The BRE and STR programmes support municipalities with the provision of basic municipal services, maintenance of existing infrastructure, and investment in new bulk infrastructure to enable them to retain and attract businesses, create jobs and invest in community development.


Our group subscribes to the principles of human rights as expressed through the Bill of Rights in the Constitution of the Republic of South Africa (Chapter 2), and in line with the UN Guiding Principles on Business and Human Rights, the International Bill of Human Rights (consisting of the Universal Declaration of Human Rights, the International Covenant on Civil and Political Rights and the International Covenant on Economic, Social and Cultural Rights) and the principles concerning fundamental rights set out in the ILO Declaration on Fundamental Principles and Rights at Work. We follow the OECD Guidelines for Multinational Enterprises and are a signatory to the UNGC. Where national law and international human rights standards differ, we follow the higher standard.


Education, nutrition and Community Development

The sani2c Community Development Trust, which provides children with access to education from pre-primary to tertiary level, funds school infrastructure and study materials. It also assists entrepreneurs through ESD activities.

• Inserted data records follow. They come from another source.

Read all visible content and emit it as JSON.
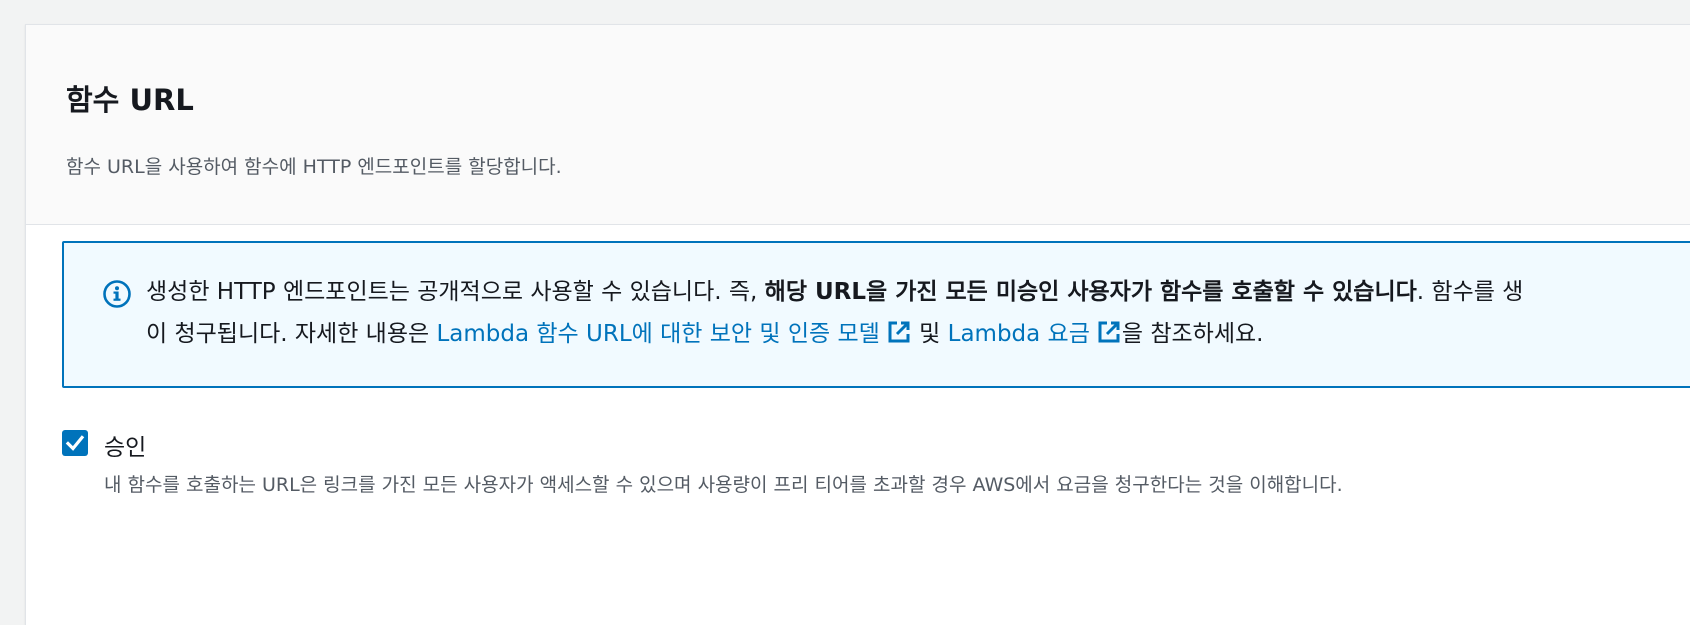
{
  "section": {
    "title": "함수 URL",
    "description": "함수 URL을 사용하여 함수에 HTTP 엔드포인트를 할당합니다."
  },
  "alert": {
    "icon": "info-icon",
    "accent_color": "#0073bb",
    "background_color": "#f1faff",
    "line1_plain": "생성한 HTTP 엔드포인트는 공개적으로 사용할 수 있습니다. 즉, ",
    "line1_bold": "해당 URL을 가진 모든 미승인 사용자가 함수를 호출할 수 있습니다",
    "line1_tail": ". 함수를 생",
    "line2_plain": "이 청구됩니다. 자세한 내용은 ",
    "link1_label": "Lambda 함수 URL에 대한 보안 및 인증 모델",
    "link_between": " 및 ",
    "link2_label": "Lambda 요금",
    "line2_tail": "을 참조하세요.",
    "external_link_icon": "external-link-icon"
  },
  "acknowledge": {
    "checked": true,
    "label": "승인",
    "description": "내 함수를 호출하는 URL은 링크를 가진 모든 사용자가 액세스할 수 있으며 사용량이 프리 티어를 초과할 경우 AWS에서 요금을 청구한다는 것을 이해합니다."
  }
}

The Infundo education programme in Ugie focuses on school infrastructure, learning materials and teacher support for both primary and high school learners. Infundo is working with PG Bison to integrate their crèches into the programme to ensure that the educational interventions across the child’s whole education journey from preschool to high school are aligned. Infundo has completed the needs analysis in Mkhondo, where PG Bison has several long-term and ad hoc nutrition and education (pre- and high school) support programmes. These interventions will be consolidated into a structured district model similar to the Ugie programme.

Safe-Hub, the biggest programme PG Bison supports, provides children in the Knysna area with nutrition and access to education from pre-primary to tertiary level. Safe-Hub has a dedicated youth development programme which focuses on engaging youth in sport, education and training pathways to work and leadership.

Judea Hope’s programmes focus on vulnerable children in rural areas, under-resourced regions, and informal settlements across the country. They currently run PG Bison’s feeding scheme at eight crèches in Ugie and provide early childhood development (‘ECD’) training for crèche teachers. As part of our enterprise development initiatives, they train community members in vegetable production in our vegetable tunnels, which supply the crèches with fresh produce. This initiative was launched in Mkhondo following a detailed needs analysis and collaboration with Infundo.

Unitrans has a partnership with FoodForward SA, who collect and repackage surplus food from manufacturers, wholesalers and retailers for distribution to ECD organisations, women’s empowerment groups and day-care centres, reaching 1 295 at-risk individuals, including 983 under the age of 19. Unitrans maintains the FoodForward SA vehicles on an ongoing basis.

In partnership with INANI Startwell Foundation, Safripol is supplying protein-rich cereal daily to feed children in ECD centres. The programme aims to address childhood stunting, one of the major causes being nutritional deficiencies. The cereals are supplied to the schools using rigid containers produced from Safripol’s HDPE resin. The containers are returned and refilled for subsequent use. The focus areas of the programme are the Durban South Basin and Zamdela in Sasolburg. The programme benefited 1 100 children in FY23 (FY22: 855).

The YES programme is a joint initiative between the private sector and government to assist South Africa’s youth to gain work experience through employment placement. In FY23, Safripol placed 375 YES youth in small businesses that are aligned with the circular economy.